Italiani pasta, pizza, mandolini e mafia insomma. Non basta rivendicare il valore «assoluto», contro ogni censura, della satira: altrimenti perché le brillanti matite di Charlie Hebdo non hanno mai pensato di irridere alla sanguinosa strage terrorista che ha riguardato quella redazione due anni fa definendola magari, «Paté de foie gras»?

Da tempo del resto Charlie Hebdo – matite alla deriva – non fa più ridere, fermo com’è allo stilema pentito degli anni Sessanta, quello che, da irriverente e insurgente è subito diventato politicamente corretto o, a piacimento, scorretto.

Come nei disegni famosi in cui l’effige di Maometto appare, inesorabilmente, disegnata come un culo o come due zebedei. E tutti a sogghignare visto l’anti-islamismo dilagante.

Ma, ricordate, perfino il cristiano papa Francesco di fronte a tanto, disse che ad una provocazione simile si rischia di ricevere una giusta risposta: «Se uno offende mia madre gli dò uno schiaffo».

Stavolta non è Maometto l’oggetto della vignetta. Ma i trecento morti del terremoto di Amatrice. Dagli all’indignazione nazionale.

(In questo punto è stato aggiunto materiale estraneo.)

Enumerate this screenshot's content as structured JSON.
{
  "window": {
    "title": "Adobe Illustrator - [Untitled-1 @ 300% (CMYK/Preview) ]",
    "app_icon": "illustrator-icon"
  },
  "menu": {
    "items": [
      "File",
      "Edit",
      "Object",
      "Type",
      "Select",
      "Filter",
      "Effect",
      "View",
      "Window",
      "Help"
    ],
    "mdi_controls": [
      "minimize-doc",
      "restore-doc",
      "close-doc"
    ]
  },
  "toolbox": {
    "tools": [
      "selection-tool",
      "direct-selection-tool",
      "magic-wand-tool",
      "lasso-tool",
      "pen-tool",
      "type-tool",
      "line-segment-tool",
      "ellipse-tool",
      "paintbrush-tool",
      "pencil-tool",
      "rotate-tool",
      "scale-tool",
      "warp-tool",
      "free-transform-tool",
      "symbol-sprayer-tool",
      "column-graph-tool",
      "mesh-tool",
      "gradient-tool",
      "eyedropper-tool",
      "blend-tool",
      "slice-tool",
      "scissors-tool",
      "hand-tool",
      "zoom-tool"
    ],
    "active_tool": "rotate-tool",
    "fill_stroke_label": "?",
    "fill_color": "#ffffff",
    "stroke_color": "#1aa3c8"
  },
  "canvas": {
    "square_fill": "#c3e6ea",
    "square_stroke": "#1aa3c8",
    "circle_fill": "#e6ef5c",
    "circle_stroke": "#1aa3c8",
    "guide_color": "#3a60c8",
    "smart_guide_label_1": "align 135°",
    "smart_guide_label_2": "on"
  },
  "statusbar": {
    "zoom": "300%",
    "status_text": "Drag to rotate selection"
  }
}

Comunque, nell’antropologia europea riunita, se l’arroganza e il cattivo gusto restano una insopportabile peculiarità francese, la superficialità corrotta e criminale – come i terremoti hanno insegnato – ci appartiene tutta. E c’è poco da ridere.

  • Roberto

    Condividerei almeno in parte la critica di TDF a certe vignette di Charlie Hebdo, ma letta la chiosa che pare prelevata da La disfida di Barletta di Alessandro Blasetti (1938): “l’arroganza e il cattivo gusto restano una insopportabile peculiarità francese” – lo sconforto ha il sopravvento, è da tutto da buttare.

  • Carlo1971

    In effetti la vignetta non è felice, ma solo perché è troppo sottile. Intende che i terremotati saranno ora, metaforicamente, “piatti succulenti” che “ingrasseranno” qualcuno. Esattamente come i terremotati precedenti. E la vignetta pubblicata in risposta ribadisce il concetto. Più che indignazione, a me provoca un sorriso amaro. La satira non piace a chi colpisce, ma non ci si può fare nulla.

  • sebastiano

    Ipocriti…..senza memoria……ora e sempre Charlie Hebdo

  • alexandra

    Analisi perfetta.

  • beppe

    semplicemente vignette stupide, senza alcuna ironia. sbagliate, in una parola;
    inefficaci;
    e non fanno nemmeno pensare, se non al cattivo gusto e alle sue varianti razziste;
    le sottili letture proposte fanno sorridere

  • pilar castel

    Riaffermato che la Satira non può avere censure e non è sinonimo di comicità, trovo le vignette semmai sempliciotte e di sicuro c’è la mano qualche italiano dietro visto la classificazione delle paste :la pasta al pomodoro e quella col pan grattato sono i ‘primi’ poveri, le lasagne la pasta della domenica , infatti notare che le lasagne sono fatte di bigliettoni. Razzisti ? Alla parola Amatrice tutta l’italia ha visualizzato un piatto di spaghetti con pomodoro e pancetta , ci ha messo un secolo a farsi un nome.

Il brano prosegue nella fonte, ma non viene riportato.